If you saw this bad boy under your desk, would you say anything?
It may look like a surge protector, but it’s really a remote access machine that corporations can use to test security and log into branch offices. Called the Power Pwn, it’s a stealthier version of the little box that can hack your network we wrote about last March.
Hidden inside are Bluetooth and Wi-Fi adapters, along with a number of hacking and remote access tools that let security experts prod and poke the network, and even call home to be remotely controlled via the cellular network.
There’s a “text-to-bash” feature that lets you send commands to the device using SMS messages. Some customers conducting penetration tests of corporate security have been using Apple’s Siri voice-recognition software to send these messages, says Dave Porcello, the CEO of Pwnie Express, the company that makes the Power Pwn. “Basically, they are able to speak pen-testing commands into their phone.”
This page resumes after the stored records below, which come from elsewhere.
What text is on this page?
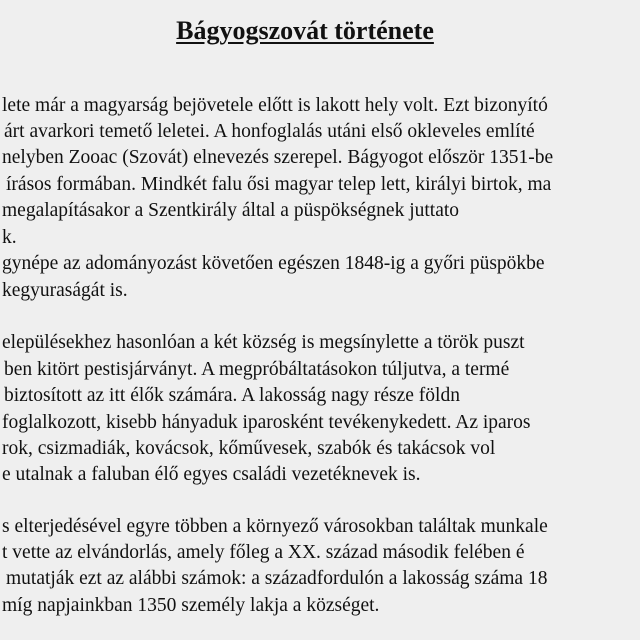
Bágyogszovát története
lete már a magyarság bejövetele előtt is lakott hely volt. Ezt bizonyító
árt avarkori temető leletei. A honfoglalás utáni első okleveles említé
nelyben Zooac (Szovát) elnevezés szerepel. Bágyogot először 1351-be
írásos formában. Mindkét falu ősi magyar telep lett, királyi birtok, ma
megalapításakor a Szentkirály által a püspökségnek juttato
k.
gynépe az adományozást követően egészen 1848-ig a győri püspökbe
kegyuraságát is.
elepülésekhez hasonlóan a két község is megsínylette a török puszt
ben kitört pestisjárványt. A megpróbáltatásokon túljutva, a termé
biztosított az itt élők számára. A lakosság nagy része földn
foglalkozott, kisebb hányaduk iparosként tevékenykedett. Az iparos
rok, csizmadiák, kovácsok, kőművesek, szabók és takácsok vol
e utalnak a faluban élő egyes családi vezetéknevek is.
s elterjedésével egyre többen a környező városokban találtak munkale
t vette az elvándorlás, amely főleg a XX. század második felében é
mutatják ezt az alábbi számok: a századfordulón a lakosság száma 18
míg napjainkban 1350 személy lakja a községet.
It’s a device “you can just plug in and do a full-scale penetration test from start to finish,” Porcello says. “The enterprise can use stuff like this to do testing more often and more cheaply than they’re doing it right now.”
Companies can buy the $1,295 Power Pwn and mail it out to branch offices to do quick security tests of their remote networks, Porcello says. About 90 percent of Pwnie Express’ customers work for corporations or the federal government.
The device, like its Pwn Plug predecessor, comes with easy-to-use scripts that cause it to boot up and then phone home for instructions. “It’s pretty sturdy. You can send it through U.S. mail and you can send it through FedEx and the setup is easy,” says Jason Malley, who works in alarm-system maker Tyco’s security and compliance group. “This tool really cuts down on time and expenses.”
Malley wasn’t allowed to talk about what Tyco is doing with the devices — he’s been using them for more than a year — but he says that they go over really well when he pulls them out in informal “lunch and learn” demonstration sessions. “It’s actually a really great security awareness tool,” he says, “because we can talk about things in theory. When you pull the thing out and say it’s not theory, it definitely helps and you notice things.”
This Power Pwn was developed with money from a new Darpa (Defense Advanced Research Projects Agency) program called Cyber Fast Track, which is trying to jumpstart a new generation of cyber-defense tools. “It’s kind of taking the tools that the hackers are using and putting them in the hands of the people that need to defend against the hackers,” Porcello says.